Supply Chain transformation
Alaska Milk Corporation is going through a transformation; from a locally owned organisation to a multinational. "It has been a total rollercoaster ride. From reorganising the entire building, to relooking at the capabilities we need within the organisation. We found that in order to act fast, we need our people to be lean. For instance, for a technical operator to be able to operate, maintain and perform quality checks. Ultimately, the reorganisation did impact people's jobs and that is a difficult decision to make. We are helping them to look for new jobs outside of the organisation via a care programme. I don’t want them to feel like we are leaving them behind.
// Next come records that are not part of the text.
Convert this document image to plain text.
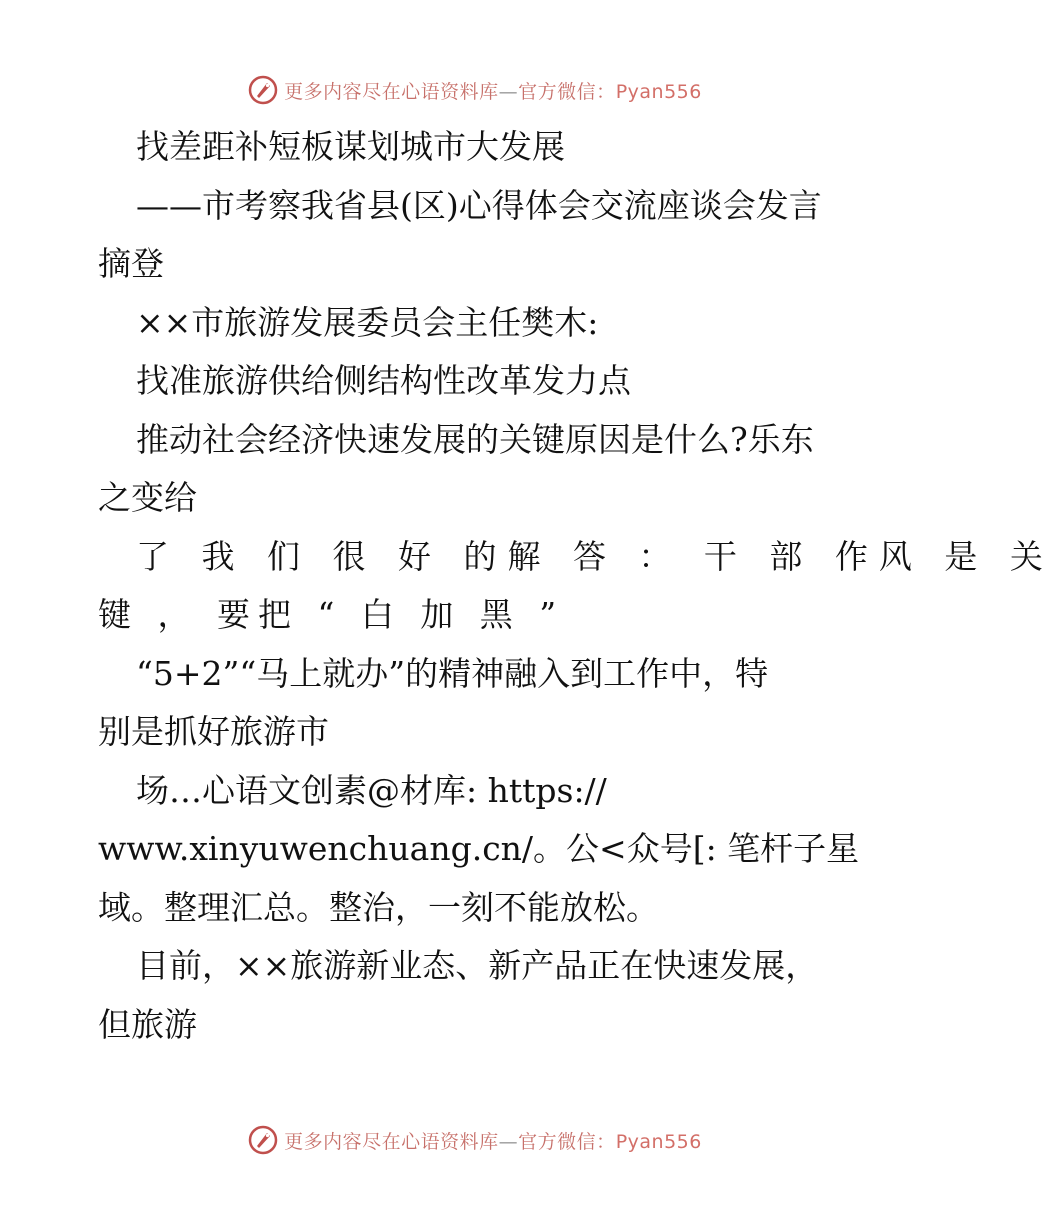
更多内容尽在心语资料库—官方微信：Pyan556
找差距补短板谋划城市大发展
——市考察我省县(区)心得体会交流座谈会发言
摘登
××市旅游发展委员会主任樊木:
找准旅游供给侧结构性改革发力点
推动社会经济快速发展的关键原因是什么?乐东
之变给
了 我 们 很 好 的解 答 ： 干 部 作风 是 关
键 ， 要把 “ 白 加 黑 ”
“5+2”“马上就办”的精神融入到工作中，特
别是抓好旅游市
场…心语文创素@材库: https://
www.xinyuwenchuang.cn/。公<众号[: 笔杆子星
域。整理汇总。整治，一刻不能放松。
目前，××旅游新业态、新产品正在快速发展，
但旅游
更多内容尽在心语资料库—官方微信：Pyan556
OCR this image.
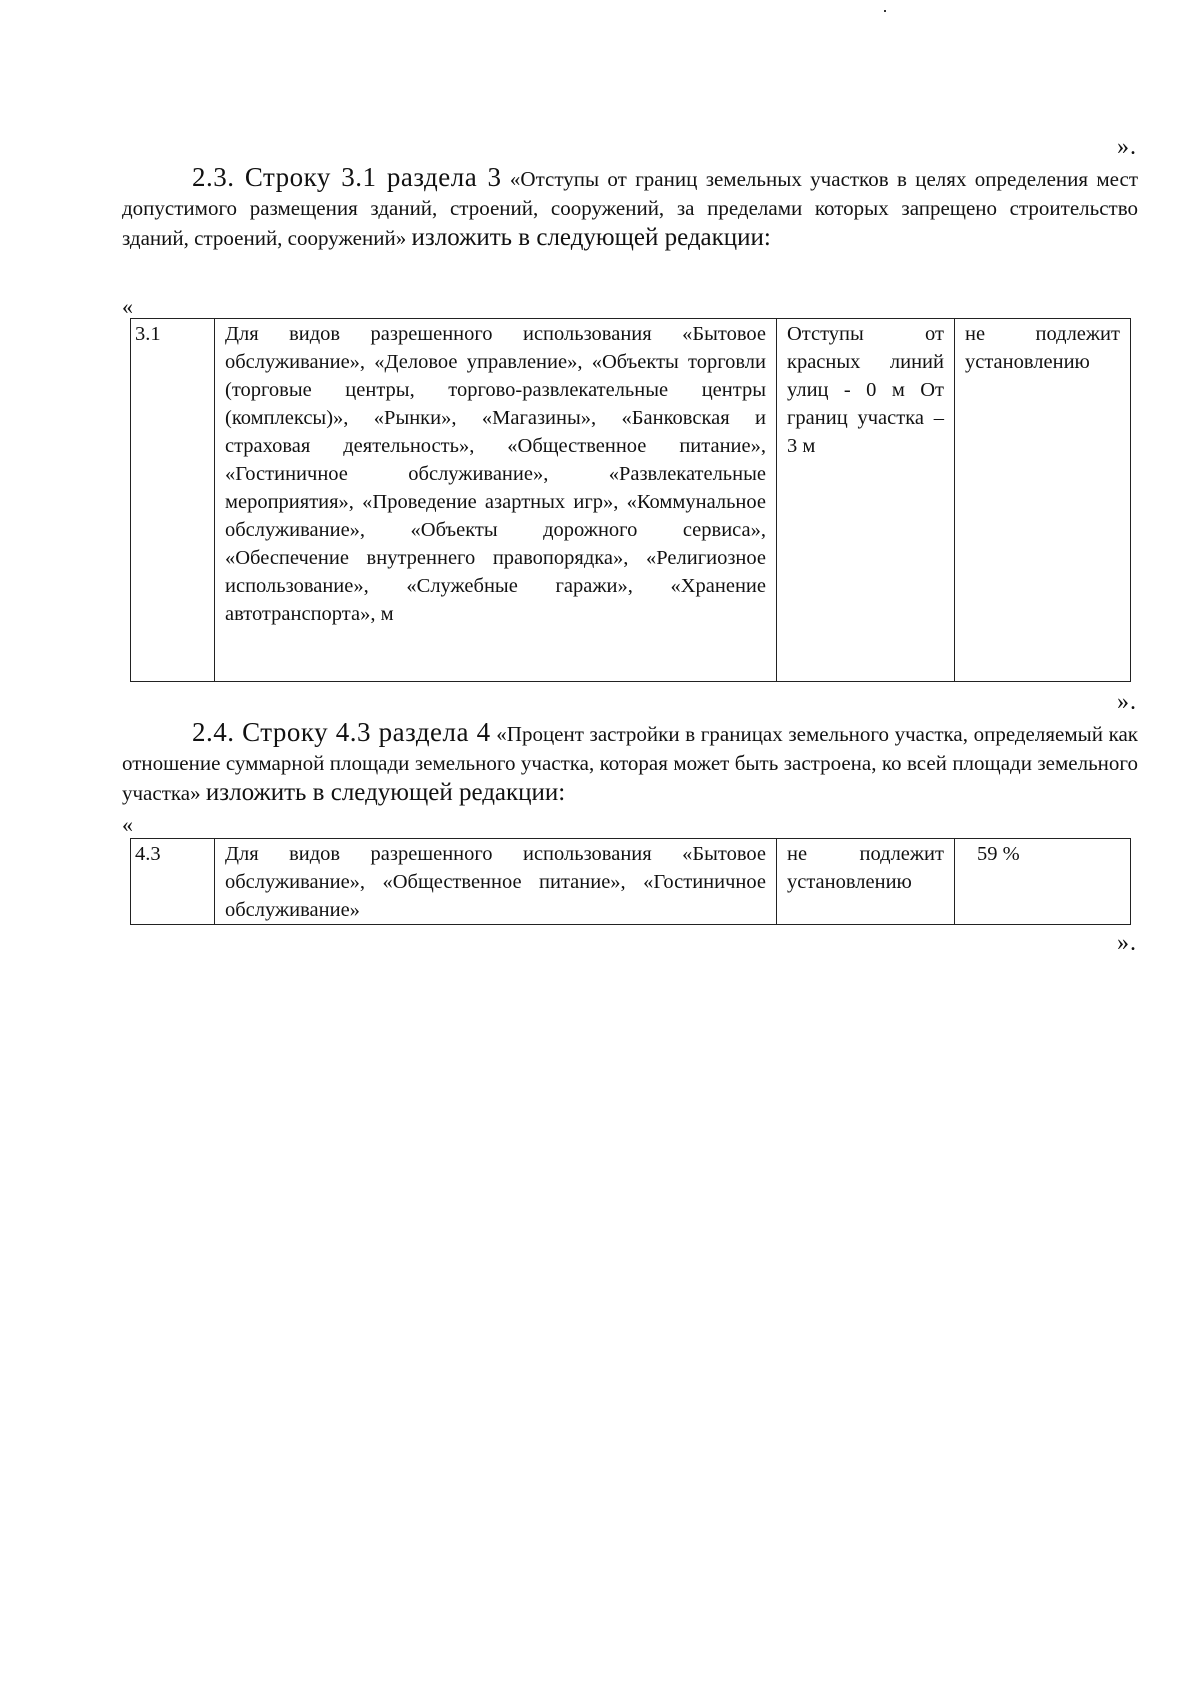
».
2.3. Строку 3.1 раздела 3 «Отступы от границ земельных участков в целях определения мест допустимого размещения зданий, строений, сооружений, за пределами которых запрещено строительство зданий, строений, сооружений» изложить в следующей редакции:
«
3.1	Для видов разрешенного использования «Бытовое обслуживание», «Деловое управление», «Объекты торговли (торговые центры, торгово-развлекательные центры (комплексы)», «Рынки», «Магазины», «Банковская и страховая деятельность», «Общественное питание», «Гостиничное обслуживание», «Развлекательные мероприятия», «Проведение азартных игр», «Коммунальное обслуживание», «Объекты дорожного сервиса», «Обеспечение внутреннего правопорядка», «Религиозное использование», «Служебные гаражи», «Хранение автотранспорта», м	Отступы от красных линий улиц - 0 м От границ участка – 3 м	не подлежит установлению
».
2.4. Строку 4.3 раздела 4 «Процент застройки в границах земельного участка, определяемый как отношение суммарной площади земельного участка, которая может быть застроена, ко всей площади земельного участка» изложить в следующей редакции:
«
4.3	Для видов разрешенного использования «Бытовое обслуживание», «Общественное питание», «Гостиничное обслуживание»	не подлежит установлению	59 %
».
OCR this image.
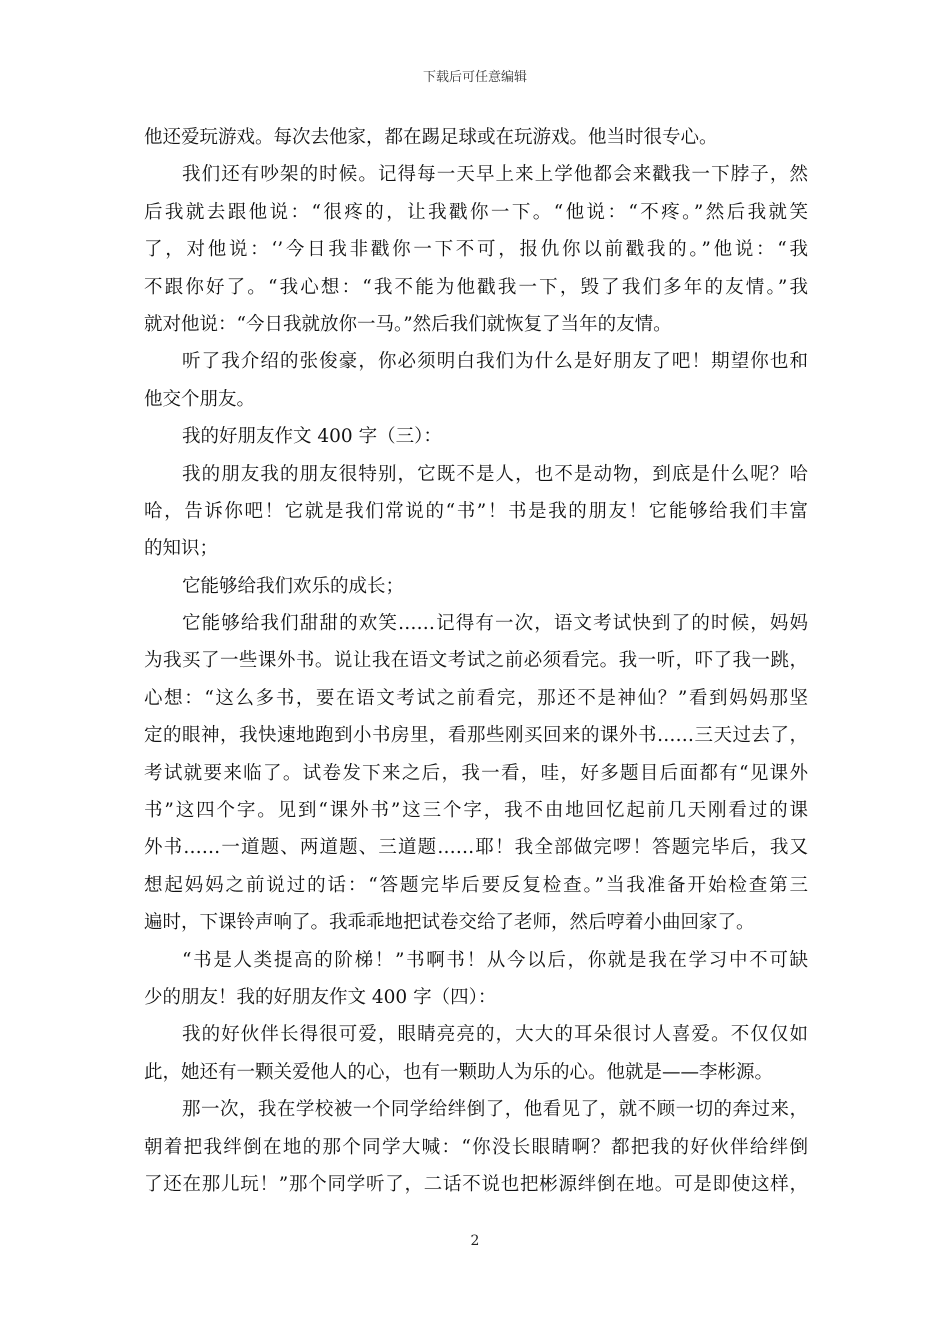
下载后可任意编辑
他还爱玩游戏。每次去他家，都在踢足球或在玩游戏。他当时很专心。
我们还有吵架的时候。记得每一天早上来上学他都会来戳我一下脖子，然
后我就去跟他说：“很疼的，让我戳你一下。“他说：“不疼。”然后我就笑
了，对他说：‘’今日我非戳你一下不可，报仇你以前戳我的。”他说：“我
不跟你好了。“我心想：“我不能为他戳我一下，毁了我们多年的友情。”我
就对他说：“今日我就放你一马。”然后我们就恢复了当年的友情。
听了我介绍的张俊豪，你必须明白我们为什么是好朋友了吧！期望你也和
他交个朋友。
我的好朋友作文 400 字（三）：
我的朋友我的朋友很特别，它既不是人，也不是动物，到底是什么呢？哈
哈，告诉你吧！它就是我们常说的“书”！书是我的朋友！它能够给我们丰富
的知识；
它能够给我们欢乐的成长；
它能够给我们甜甜的欢笑……记得有一次，语文考试快到了的时候，妈妈
为我买了一些课外书。说让我在语文考试之前必须看完。我一听，吓了我一跳，
心想：“这么多书，要在语文考试之前看完，那还不是神仙？”看到妈妈那坚
定的眼神，我快速地跑到小书房里，看那些刚买回来的课外书……三天过去了，
考试就要来临了。试卷发下来之后，我一看，哇，好多题目后面都有“见课外
书”这四个字。见到“课外书”这三个字，我不由地回忆起前几天刚看过的课
外书……一道题、两道题、三道题……耶！我全部做完啰！答题完毕后，我又
想起妈妈之前说过的话：“答题完毕后要反复检查。”当我准备开始检查第三
遍时，下课铃声响了。我乖乖地把试卷交给了老师，然后哼着小曲回家了。
“书是人类提高的阶梯！”书啊书！从今以后，你就是我在学习中不可缺
少的朋友！我的好朋友作文 400 字（四）：
我的好伙伴长得很可爱，眼睛亮亮的，大大的耳朵很讨人喜爱。不仅仅如
此，她还有一颗关爱他人的心，也有一颗助人为乐的心。他就是——李彬源。
那一次，我在学校被一个同学给绊倒了，他看见了，就不顾一切的奔过来，
朝着把我绊倒在地的那个同学大喊：“你没长眼睛啊？都把我的好伙伴给绊倒
了还在那儿玩！”那个同学听了，二话不说也把彬源绊倒在地。可是即使这样，
2
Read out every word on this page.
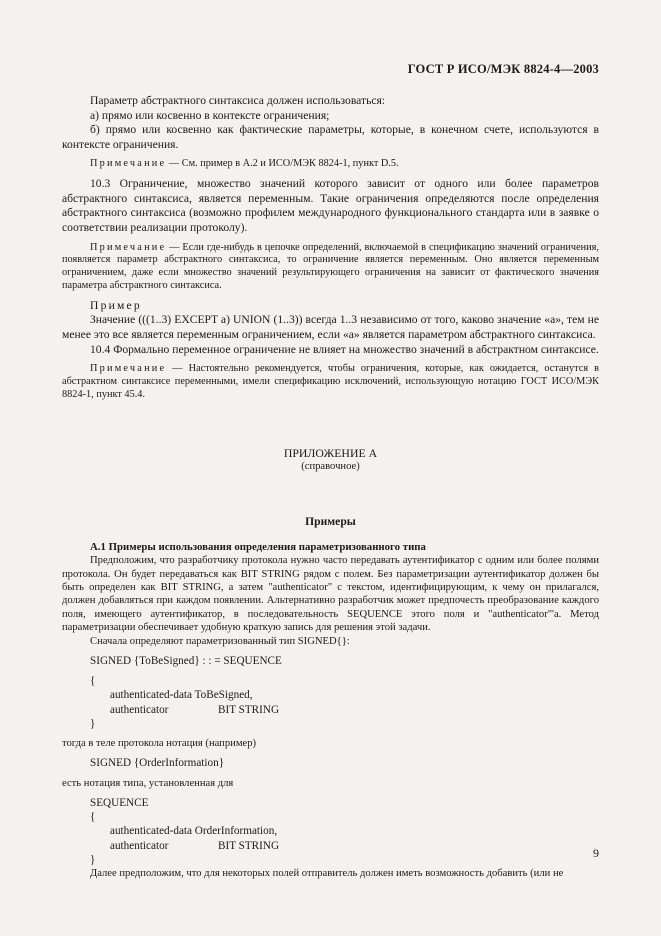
ГОСТ Р ИСО/МЭК 8824-4—2003

Параметр абстрактного синтаксиса должен использоваться:

а) прямо или косвенно в контексте ограничения;

б) прямо или косвенно как фактические параметры, которые, в конечном счете, используются в контексте ограничения.

Примечание — См. пример в А.2 и ИСО/МЭК 8824-1, пункт D.5.

10.3 Ограничение, множество значений которого зависит от одного или более параметров абстрактного синтаксиса, является переменным. Такие ограничения определяются после определения абстрактного синтаксиса (возможно профилем международного функционального стандарта или в заявке о соответствии реализации протоколу).

Примечание — Если где-нибудь в цепочке определений, включаемой в спецификацию значений ограничения, появляется параметр абстрактного синтаксиса, то ограничение является переменным. Оно является переменным ограничением, даже если множество значений результирующего ограничения на зависит от фактического значения параметра абстрактного синтаксиса.

Пример

Значение (((1..3) EXCEPT a) UNION (1..3)) всегда 1..3 независимо от того, каково значение «а», тем не менее это все является переменным ограничением, если «а» является параметром абстрактного синтаксиса.

10.4 Формально переменное ограничение не влияет на множество значений в абстрактном синтаксисе.

Примечание — Настоятельно рекомендуется, чтобы ограничения, которые, как ожидается, останутся в абстрактном синтаксисе переменными, имели спецификацию исключений, использующую нотацию ГОСТ ИСО/МЭК 8824-1, пункт 45.4.

ПРИЛОЖЕНИЕ А

(справочное)

Примеры

А.1 Примеры использования определения параметризованного типа

Предположим, что разработчику протокола нужно часто передавать аутентификатор с одним или более полями протокола. Он будет передаваться как BIT STRING рядом с полем. Без параметризации аутентификатор должен бы быть определен как BIT STRING, а затем "authenticator" с текстом, идентифицирующим, к чему он прилагался, должен добавляться при каждом появлении. Альтернативно разработчик может предпочесть преобразование каждого поля, имеющего аутентификатор, в последовательность SEQUENCE этого поля и "authenticator"'a. Метод параметризации обеспечивает удобную краткую запись для решения этой задачи.

Сначала определяют параметризованный тип SIGNED{}:

SIGNED {ToBeSigned} : : = SEQUENCE

{

authenticated-data ToBeSigned,

authenticator	BIT STRING

}

тогда в теле протокола нотация (например)

SIGNED {OrderInformation}

есть нотация типа, установленная для

SEQUENCE

{

authenticated-data OrderInformation,

authenticator	BIT STRING

}

Далее предположим, что для некоторых полей отправитель должен иметь возможность добавить (или не

9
It’s not just about becoming more lean as an organisation, it’s also about creating an inspiring environment where people enjoy working in.
My vision is to make Alaska Milk Corporation a great place to work, while operating a sustainable business. To be able to do that, we need capable people who have the right mindset and who take ownership. We are doing everything we can to make our people feel comfortable in this transformation and I hope that we can keep growing together.”
A real learning opportunity
It's challenging to be the first female Plant Director in the Philippines, managing an 80% male population, and leading a transformation. "It was a real learning opportunity. I needed to have a clear vision on where the organisation should be, navigate obstacles and then provide the energy and direction for the people to make things happen. It's very energising to see the organisation evolving and to see the impact we are making."
When I visited the Netherlands, I saw the farm and the dairy farmers. The story of being a cooperation, owned by farmers really came to live. It’s not owned by one person or an elite group of people. It’s owned by the farmers and they are working really hard, early morning until late night, in order to be able to supply the milk that we produce."
No matter how many challenges we have in the work, you know that you are able to contribute to that purpose and that makes a lot of difference.